But cancers in one of the four groups — called "basal-like" or "triple-negative" breast cancer (TNBC) — have been particularly tricky to treat because they usually don't respond to the "receptor-targeted" treatments that are often effective in treating other types of breast cancer. TNBC tends to be more aggressive than the other types and more likely to recur, and can also have a higher mortality rate.
Fortunately, better drug therapies may be on the horizon.

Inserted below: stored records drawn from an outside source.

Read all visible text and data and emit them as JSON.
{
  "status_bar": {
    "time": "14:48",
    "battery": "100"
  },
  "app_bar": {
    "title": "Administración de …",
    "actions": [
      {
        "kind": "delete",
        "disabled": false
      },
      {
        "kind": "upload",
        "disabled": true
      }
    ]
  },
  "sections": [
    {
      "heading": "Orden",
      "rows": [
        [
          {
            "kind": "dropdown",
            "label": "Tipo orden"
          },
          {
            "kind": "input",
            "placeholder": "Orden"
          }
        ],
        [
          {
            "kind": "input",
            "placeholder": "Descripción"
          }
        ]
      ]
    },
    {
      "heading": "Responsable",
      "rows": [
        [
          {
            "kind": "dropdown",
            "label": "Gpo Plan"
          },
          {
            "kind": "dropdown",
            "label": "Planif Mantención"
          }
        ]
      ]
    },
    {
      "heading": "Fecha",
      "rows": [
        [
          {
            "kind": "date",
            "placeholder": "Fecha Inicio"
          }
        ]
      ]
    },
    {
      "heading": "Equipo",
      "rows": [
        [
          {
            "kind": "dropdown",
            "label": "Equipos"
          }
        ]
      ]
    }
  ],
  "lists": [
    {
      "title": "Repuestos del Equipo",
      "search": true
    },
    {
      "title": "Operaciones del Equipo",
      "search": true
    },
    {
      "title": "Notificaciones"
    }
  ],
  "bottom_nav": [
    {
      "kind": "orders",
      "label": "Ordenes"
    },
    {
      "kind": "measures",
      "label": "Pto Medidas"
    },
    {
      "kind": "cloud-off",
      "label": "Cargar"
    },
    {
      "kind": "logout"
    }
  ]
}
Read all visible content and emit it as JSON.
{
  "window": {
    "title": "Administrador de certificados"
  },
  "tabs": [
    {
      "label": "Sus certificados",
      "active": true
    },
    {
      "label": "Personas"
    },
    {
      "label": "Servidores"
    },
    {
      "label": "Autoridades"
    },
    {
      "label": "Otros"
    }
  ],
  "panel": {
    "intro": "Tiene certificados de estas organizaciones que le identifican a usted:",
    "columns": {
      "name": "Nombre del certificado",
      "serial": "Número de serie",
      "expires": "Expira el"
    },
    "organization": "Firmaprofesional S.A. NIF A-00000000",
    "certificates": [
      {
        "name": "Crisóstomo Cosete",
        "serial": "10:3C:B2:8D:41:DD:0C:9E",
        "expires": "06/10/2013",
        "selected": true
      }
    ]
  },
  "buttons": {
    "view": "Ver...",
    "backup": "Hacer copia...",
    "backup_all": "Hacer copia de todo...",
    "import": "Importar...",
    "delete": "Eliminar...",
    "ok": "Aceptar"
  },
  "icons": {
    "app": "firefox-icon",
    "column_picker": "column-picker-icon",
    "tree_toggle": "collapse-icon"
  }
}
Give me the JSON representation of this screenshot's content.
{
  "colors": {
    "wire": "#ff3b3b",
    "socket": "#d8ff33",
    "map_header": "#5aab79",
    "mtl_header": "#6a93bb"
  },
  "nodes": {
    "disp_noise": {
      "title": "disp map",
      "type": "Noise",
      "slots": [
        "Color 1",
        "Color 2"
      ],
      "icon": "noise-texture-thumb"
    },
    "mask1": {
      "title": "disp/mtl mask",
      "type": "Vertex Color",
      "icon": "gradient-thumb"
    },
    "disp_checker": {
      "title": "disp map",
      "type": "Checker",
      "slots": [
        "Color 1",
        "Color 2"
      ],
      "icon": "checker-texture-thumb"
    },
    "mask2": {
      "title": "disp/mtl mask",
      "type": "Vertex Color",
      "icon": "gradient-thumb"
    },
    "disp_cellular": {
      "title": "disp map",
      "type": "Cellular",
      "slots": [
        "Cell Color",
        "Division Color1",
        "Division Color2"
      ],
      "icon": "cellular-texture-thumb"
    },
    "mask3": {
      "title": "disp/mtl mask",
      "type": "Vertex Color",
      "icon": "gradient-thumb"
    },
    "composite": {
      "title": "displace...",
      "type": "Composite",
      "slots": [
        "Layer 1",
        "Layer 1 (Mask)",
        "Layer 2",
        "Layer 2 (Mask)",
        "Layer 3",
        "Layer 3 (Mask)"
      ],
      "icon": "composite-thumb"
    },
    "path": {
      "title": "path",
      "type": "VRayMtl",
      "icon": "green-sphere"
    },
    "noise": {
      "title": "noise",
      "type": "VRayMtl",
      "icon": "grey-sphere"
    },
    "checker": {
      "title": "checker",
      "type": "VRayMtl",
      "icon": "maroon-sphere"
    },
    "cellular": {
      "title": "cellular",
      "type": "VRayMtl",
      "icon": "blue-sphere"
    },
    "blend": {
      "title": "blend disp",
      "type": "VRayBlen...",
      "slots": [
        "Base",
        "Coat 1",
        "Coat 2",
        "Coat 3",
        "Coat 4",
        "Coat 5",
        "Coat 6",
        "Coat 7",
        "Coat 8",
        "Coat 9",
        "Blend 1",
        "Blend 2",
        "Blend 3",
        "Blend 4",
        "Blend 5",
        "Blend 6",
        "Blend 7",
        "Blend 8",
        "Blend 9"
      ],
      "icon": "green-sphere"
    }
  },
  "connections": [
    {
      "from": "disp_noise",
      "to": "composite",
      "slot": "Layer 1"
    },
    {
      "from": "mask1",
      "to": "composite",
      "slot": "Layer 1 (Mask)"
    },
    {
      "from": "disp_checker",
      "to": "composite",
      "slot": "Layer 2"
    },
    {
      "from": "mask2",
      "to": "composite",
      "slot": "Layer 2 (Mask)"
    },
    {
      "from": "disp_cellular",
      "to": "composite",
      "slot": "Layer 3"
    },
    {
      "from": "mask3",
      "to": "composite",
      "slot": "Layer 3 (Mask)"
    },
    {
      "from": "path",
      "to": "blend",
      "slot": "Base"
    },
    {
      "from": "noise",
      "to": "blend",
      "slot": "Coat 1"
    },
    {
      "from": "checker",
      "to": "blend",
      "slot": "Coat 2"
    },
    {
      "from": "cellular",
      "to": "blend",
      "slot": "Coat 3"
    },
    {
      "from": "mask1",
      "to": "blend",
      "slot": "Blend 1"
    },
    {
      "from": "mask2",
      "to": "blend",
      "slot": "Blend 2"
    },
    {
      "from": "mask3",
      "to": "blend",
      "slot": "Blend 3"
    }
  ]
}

UCLA researchers and collaborators led by Dean Ho, a professor at the UCLA School of Dentistry and co-director of the school's Jane and Jerry Weintraub Center for Reconstructive Biotechnology, have developed a potentially more effective treatment for TNBC that uses nanoscale, diamond-like particles called nanodiamonds.
Nanodiamonds are between 4 and 6 nanometers in diameter and are shaped like tiny soccer balls. Byproducts of conventional mining and refining operations, the particles can form clusters following drug binding and have the ability to precisely deliver cancer drugs to tumors, significantly improving the drugs' desired effect. In the UCLA study, the nanodiamond delivery system has been able to home in on tumor masses in mice with triple negative breast cancer.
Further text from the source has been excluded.